The question became how can we as humans capture the best resources? How can we collect needed energy “without literally and figuratively depleting the forest?”
Again using metaphors from nature they cite the example of a single goat or an apple. Consume either, like currency, and it’s gone. However, with a herd of goats or an apple orchard, treating it like capital, something to be invested, either could potentially last “forever.”
Extending that metaphor to sunlight, in its current form and its ancient form of fossil fuels, they suggest that fossil fuels are capital and light streaming from our star is currency that we should be spending.
Carbon is presently seen as a problem and yet it necessitates all life. We should steward it, not spew it haphazardly. So fossil fuels should be spent in emergencies or for the highest priority situations, such as medical development.
We have a cost-free fusion reactor now in our midst—or only 93 million miles away. That is our self-replenishing system.
Not only sunlight, but wind energy is local to every place and presents a number of design options.

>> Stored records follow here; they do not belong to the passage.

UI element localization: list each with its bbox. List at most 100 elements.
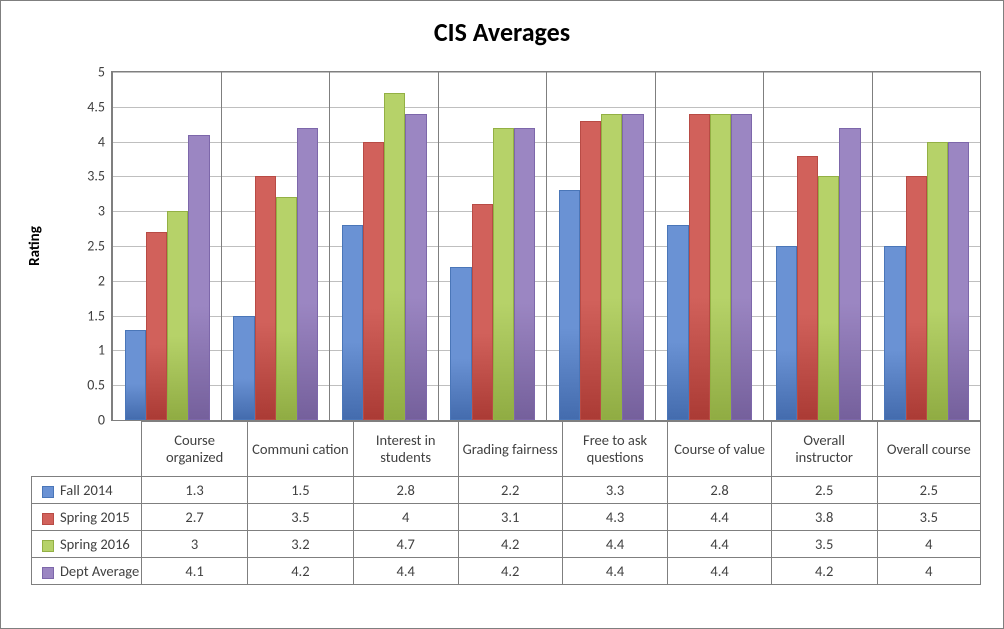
- bar: [450, 267, 471, 420]
- data-cell: 4.4: [668, 504, 771, 531]
- data-cell: 1.3: [142, 477, 248, 504]
- category-header: Overall instructor: [771, 422, 877, 477]
- bar: [255, 176, 276, 420]
- category-group: [438, 72, 547, 420]
- bar: [125, 330, 146, 420]
- bar: [689, 114, 710, 420]
- data-cell: 4: [877, 558, 980, 585]
- bar: [493, 128, 514, 420]
- bar: [363, 142, 384, 420]
- bar: [776, 246, 797, 420]
- data-cell: 3.1: [458, 504, 562, 531]
- category-group: [221, 72, 330, 420]
- bar: [839, 128, 860, 420]
- bar: [667, 225, 688, 420]
- data-cell: 2.2: [458, 477, 562, 504]
- y-tick-label: 5: [65, 64, 105, 81]
- data-cell: 2.5: [771, 477, 877, 504]
- legend-label: Fall 2014: [60, 481, 113, 499]
- data-cell: 2.8: [353, 477, 458, 504]
- data-cell: 4: [353, 504, 458, 531]
- bar: [146, 232, 167, 420]
- bar: [276, 197, 297, 420]
- data-cell: 3.2: [248, 531, 354, 558]
- data-cell: 4.7: [353, 531, 458, 558]
- legend-swatch: [42, 486, 54, 498]
- legend-cell: Spring 2016: [32, 531, 142, 558]
- y-tick-label: 2: [65, 272, 105, 289]
- chart-frame: CIS Averages Rating 00.511.522.533.544.5…: [0, 0, 1004, 629]
- bar: [297, 128, 318, 420]
- bar: [405, 114, 426, 420]
- data-cell: 3.3: [562, 477, 668, 504]
- data-cell: 2.5: [877, 477, 980, 504]
- category-group: [546, 72, 655, 420]
- category-group: [763, 72, 872, 420]
- data-cell: 2.7: [142, 504, 248, 531]
- y-tick-label: 1.5: [65, 307, 105, 324]
- bar: [514, 128, 535, 420]
- legend-swatch: [42, 567, 54, 579]
- y-tick-label: 2.5: [65, 238, 105, 255]
- data-cell: 4.3: [562, 504, 668, 531]
- category-group: [655, 72, 764, 420]
- table-row: Spring 201633.24.74.24.44.43.54: [32, 531, 981, 558]
- data-cell: 4: [877, 531, 980, 558]
- bar: [188, 135, 209, 420]
- bar: [384, 93, 405, 420]
- data-cell: 3: [142, 531, 248, 558]
- category-header: Communi cation: [248, 422, 354, 477]
- table-row: Dept Average4.14.24.44.24.44.44.24: [32, 558, 981, 585]
- bar: [472, 204, 493, 420]
- data-cell: 4.4: [562, 531, 668, 558]
- category-header: Course organized: [142, 422, 248, 477]
- bar: [797, 156, 818, 420]
- category-header: Grading fairness: [458, 422, 562, 477]
- bar: [884, 246, 905, 420]
- category-group: [112, 72, 221, 420]
- category-header: Course of value: [668, 422, 771, 477]
- y-tick-label: 0.5: [65, 377, 105, 394]
- data-cell: 4.4: [353, 558, 458, 585]
- data-cell: 4.2: [771, 558, 877, 585]
- bar: [731, 114, 752, 420]
- bar: [622, 114, 643, 420]
- data-cell: 4.2: [458, 558, 562, 585]
- category-header: Overall course: [877, 422, 980, 477]
- y-axis-title: Rating: [26, 226, 44, 266]
- data-cell: 4.2: [458, 531, 562, 558]
- data-cell: 3.5: [877, 504, 980, 531]
- table-row: Fall 20141.31.52.82.23.32.82.52.5: [32, 477, 981, 504]
- category-group: [329, 72, 438, 420]
- data-cell: 4.4: [668, 531, 771, 558]
- bar: [906, 176, 927, 420]
- y-tick-label: 3: [65, 203, 105, 220]
- data-cell: 2.8: [668, 477, 771, 504]
- category-header: Free to ask questions: [562, 422, 668, 477]
- bar: [710, 114, 731, 420]
- bar: [601, 114, 622, 420]
- data-cell: 3.8: [771, 504, 877, 531]
- category-group: [872, 72, 981, 420]
- data-cell: 4.4: [562, 558, 668, 585]
- bar: [948, 142, 969, 420]
- y-tick-label: 4.5: [65, 98, 105, 115]
- bar: [167, 211, 188, 420]
- bar: [580, 121, 601, 420]
- bar: [342, 225, 363, 420]
- data-cell: 3.5: [771, 531, 877, 558]
- table-row: Spring 20152.73.543.14.34.43.83.5: [32, 504, 981, 531]
- y-tick-label: 4: [65, 133, 105, 150]
- bar: [818, 176, 839, 420]
- table-corner: [32, 422, 142, 477]
- legend-swatch: [42, 513, 54, 525]
- data-cell: 4.1: [142, 558, 248, 585]
- y-tick-label: 1: [65, 342, 105, 359]
- bar: [927, 142, 948, 420]
- data-cell: 3.5: [248, 504, 354, 531]
- legend-swatch: [42, 540, 54, 552]
- bar: [233, 316, 254, 420]
- legend-cell: Spring 2015: [32, 504, 142, 531]
- data-table: Course organizedCommuni cationInterest i…: [31, 421, 981, 585]
- data-cell: 4.4: [668, 558, 771, 585]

We already use the sun for light and breezes for cooling, why not expand their reach?
McDonough and Braungart cite the example of flooding the Brazilian rainforest as a way to generate hydroelectricity. Unfortunately, the wood and other plants began to rot in the deluge and created methane, spilling greenhouse gases and effectively cancelling the offset attempted by hydropower. Hydrosulfides sprang from the rot corroding dam turbines and killing aquatic life. No trees were cut and money was saved, but ultimately to what end?

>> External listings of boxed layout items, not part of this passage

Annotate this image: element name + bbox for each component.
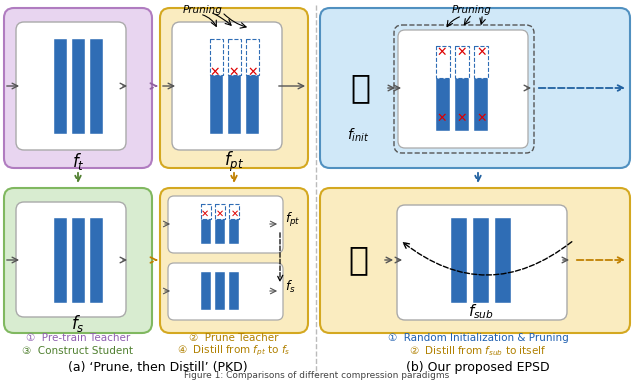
Bar xyxy=(201,204,211,219)
Text: ✕: ✕ xyxy=(216,209,224,219)
Text: ✕: ✕ xyxy=(201,209,209,219)
Bar xyxy=(245,39,259,74)
Bar xyxy=(53,39,67,133)
Text: ✕: ✕ xyxy=(477,112,488,125)
FancyBboxPatch shape xyxy=(160,8,308,168)
Text: $f_{init}$: $f_{init}$ xyxy=(347,126,369,144)
Text: ①  Random Initialization & Pruning: ① Random Initialization & Pruning xyxy=(387,333,568,343)
FancyBboxPatch shape xyxy=(172,22,282,150)
Bar xyxy=(72,39,84,133)
Bar xyxy=(436,45,450,78)
FancyBboxPatch shape xyxy=(4,8,152,168)
Text: Pruning: Pruning xyxy=(452,5,492,15)
Text: ✕: ✕ xyxy=(231,209,239,219)
FancyBboxPatch shape xyxy=(168,196,283,253)
Bar xyxy=(455,78,469,131)
Text: ①  Pre-train Teacher: ① Pre-train Teacher xyxy=(26,333,130,343)
Text: ✕: ✕ xyxy=(437,112,447,125)
FancyBboxPatch shape xyxy=(320,188,630,333)
Text: (b) Our proposed EPSD: (b) Our proposed EPSD xyxy=(406,361,550,374)
Bar xyxy=(201,272,211,310)
Bar xyxy=(436,78,450,131)
Bar xyxy=(209,74,223,133)
Bar xyxy=(228,74,240,133)
Bar xyxy=(209,39,223,74)
Bar xyxy=(474,45,488,78)
Text: ④  Distill from $f_{pt}$ to $f_s$: ④ Distill from $f_{pt}$ to $f_s$ xyxy=(178,344,291,358)
Text: ✕: ✕ xyxy=(477,45,488,58)
Bar xyxy=(229,219,239,244)
Bar xyxy=(215,219,225,244)
Text: Pruning: Pruning xyxy=(183,5,223,15)
Bar xyxy=(215,272,225,310)
Bar xyxy=(474,78,488,131)
FancyBboxPatch shape xyxy=(398,30,528,148)
Text: (a) ‘Prune, then Distill’ (PKD): (a) ‘Prune, then Distill’ (PKD) xyxy=(68,361,248,374)
Bar xyxy=(245,74,259,133)
Text: ③  Construct Student: ③ Construct Student xyxy=(22,346,134,356)
Bar xyxy=(228,39,240,74)
Bar xyxy=(201,219,211,244)
Text: $f_{sub}$: $f_{sub}$ xyxy=(468,303,494,321)
Bar xyxy=(53,217,67,303)
Bar xyxy=(455,45,469,78)
Text: $f_{pt}$: $f_{pt}$ xyxy=(285,211,301,229)
Text: ✕: ✕ xyxy=(210,65,220,78)
FancyBboxPatch shape xyxy=(397,205,567,320)
Text: Figure 1: Comparisons of different compression paradigms: Figure 1: Comparisons of different compr… xyxy=(184,371,450,380)
Text: ✕: ✕ xyxy=(437,45,447,58)
Bar xyxy=(495,217,511,303)
FancyBboxPatch shape xyxy=(16,202,126,317)
Text: $f_s$: $f_s$ xyxy=(285,279,296,295)
Text: ✕: ✕ xyxy=(456,45,467,58)
Text: ②  Distill from $f_{sub}$ to itself: ② Distill from $f_{sub}$ to itself xyxy=(410,344,547,358)
Bar xyxy=(72,217,84,303)
Text: $f_{pt}$: $f_{pt}$ xyxy=(224,150,244,174)
Bar xyxy=(229,272,239,310)
Text: $f_s$: $f_s$ xyxy=(71,312,85,333)
Text: 🐘: 🐘 xyxy=(348,243,368,277)
FancyBboxPatch shape xyxy=(168,263,283,320)
Text: ✕: ✕ xyxy=(229,65,239,78)
Bar xyxy=(89,217,103,303)
Bar xyxy=(451,217,467,303)
Bar xyxy=(89,39,103,133)
FancyBboxPatch shape xyxy=(16,22,126,150)
FancyBboxPatch shape xyxy=(320,8,630,168)
Text: ✕: ✕ xyxy=(248,65,258,78)
Text: $f_t$: $f_t$ xyxy=(72,152,84,173)
FancyBboxPatch shape xyxy=(160,188,308,333)
Bar xyxy=(229,204,239,219)
Bar xyxy=(215,204,225,219)
Text: 🐘: 🐘 xyxy=(350,71,370,105)
Text: ✕: ✕ xyxy=(456,112,467,125)
Bar xyxy=(473,217,489,303)
FancyBboxPatch shape xyxy=(4,188,152,333)
Text: ②  Prune Teacher: ② Prune Teacher xyxy=(190,333,279,343)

“There is no more delightfully serious function in life and in business than to create joy.”
This is where the authors insist on adaptation and flexibility in designing systems. What’s needed is a “humble approach combining small solutions that add up to something huge.”
Why not use existing infrastructure, from rooftops to highways, to capture solar energy? Michael Braungart suggested that Europeans put wind turbines on power transmission towers to minimize visual blight and build on the previously placed infrastructure.

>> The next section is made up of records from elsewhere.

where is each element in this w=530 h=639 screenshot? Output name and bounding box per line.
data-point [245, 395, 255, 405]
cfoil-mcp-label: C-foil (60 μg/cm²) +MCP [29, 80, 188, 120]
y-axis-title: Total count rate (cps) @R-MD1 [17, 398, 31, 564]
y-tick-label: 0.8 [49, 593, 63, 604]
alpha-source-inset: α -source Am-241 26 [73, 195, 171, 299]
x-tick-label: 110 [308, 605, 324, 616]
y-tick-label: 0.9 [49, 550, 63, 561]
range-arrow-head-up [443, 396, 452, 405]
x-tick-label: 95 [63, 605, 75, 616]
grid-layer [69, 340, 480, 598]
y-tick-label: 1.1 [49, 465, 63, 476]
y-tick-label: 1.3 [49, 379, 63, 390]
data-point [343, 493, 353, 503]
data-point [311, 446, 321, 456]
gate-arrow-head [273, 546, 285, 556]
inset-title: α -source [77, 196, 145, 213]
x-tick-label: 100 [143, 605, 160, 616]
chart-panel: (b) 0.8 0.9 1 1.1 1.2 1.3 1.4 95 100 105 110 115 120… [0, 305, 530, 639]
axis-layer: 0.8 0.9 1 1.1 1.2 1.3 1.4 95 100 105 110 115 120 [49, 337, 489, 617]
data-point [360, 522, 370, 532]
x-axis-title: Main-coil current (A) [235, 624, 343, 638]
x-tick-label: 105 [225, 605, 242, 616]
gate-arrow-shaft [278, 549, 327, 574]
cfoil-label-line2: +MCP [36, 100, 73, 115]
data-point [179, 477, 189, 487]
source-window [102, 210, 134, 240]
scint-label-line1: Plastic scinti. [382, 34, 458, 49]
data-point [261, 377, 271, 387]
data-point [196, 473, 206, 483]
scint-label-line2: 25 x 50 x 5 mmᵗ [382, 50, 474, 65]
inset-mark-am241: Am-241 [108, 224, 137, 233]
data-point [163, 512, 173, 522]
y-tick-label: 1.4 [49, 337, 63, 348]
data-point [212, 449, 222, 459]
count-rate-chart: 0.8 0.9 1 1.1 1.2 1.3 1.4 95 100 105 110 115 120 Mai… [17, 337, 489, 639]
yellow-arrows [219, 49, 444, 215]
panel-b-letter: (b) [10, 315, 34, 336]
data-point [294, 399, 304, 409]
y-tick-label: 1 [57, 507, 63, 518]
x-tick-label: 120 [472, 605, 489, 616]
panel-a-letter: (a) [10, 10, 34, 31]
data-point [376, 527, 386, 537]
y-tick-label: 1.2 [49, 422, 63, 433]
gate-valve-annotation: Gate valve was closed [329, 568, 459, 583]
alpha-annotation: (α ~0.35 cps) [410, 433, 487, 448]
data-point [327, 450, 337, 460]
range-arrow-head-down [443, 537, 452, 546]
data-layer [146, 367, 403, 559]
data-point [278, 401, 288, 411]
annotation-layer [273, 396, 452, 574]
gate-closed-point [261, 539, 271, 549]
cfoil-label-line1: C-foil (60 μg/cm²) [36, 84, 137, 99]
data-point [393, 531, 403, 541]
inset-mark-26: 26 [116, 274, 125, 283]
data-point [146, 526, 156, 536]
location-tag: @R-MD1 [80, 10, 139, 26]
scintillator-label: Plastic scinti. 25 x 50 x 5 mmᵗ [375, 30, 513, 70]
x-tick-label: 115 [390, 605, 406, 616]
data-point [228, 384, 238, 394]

William McDonough saw the public right-of-ways that lie on both sides of a railroad track as an excellent spot to install renewable power systems. After all, there are 14,000 miles of easements sitting idle.
Perhaps the U.S.-Mexican border can host something besides fences. Make it a giant solar collector, they say. It would help both countries. “Upcycling relationships,” they write. “Renewable friendship.”
The idea of the Upcycle Zone, a world where poisons are buried in the silt of your local river, of taking goods that are no longer working or wanted and having them transformed into a new, quality product instead of lying in the bottom of your trash can isn’t science fiction. At least not as far as William McDonough and Michael Braungart can conceive.
“We are working with light bulb companies as part of their product creation programs to strategize so components can later become anything from a bicycle part to a nutrient in the biosphere, or even … another light bulb.”
Their books are about pushing us to be our best. To always ask “What’s next?” To follow nature’s pattern of creating life and food from waste. Of harnessing existing energy sources like wind and sunlight. They even go beyond many environmentalists in calling for safer and pleasant working conditions for all workers, both blue and white collar.
As they write, “There is no more delightfully serious function in life and in business than to create joy.” Clearly they see hope and possibility now and in not-so-distant future. Not just for Western democracies, but for all people and all living things.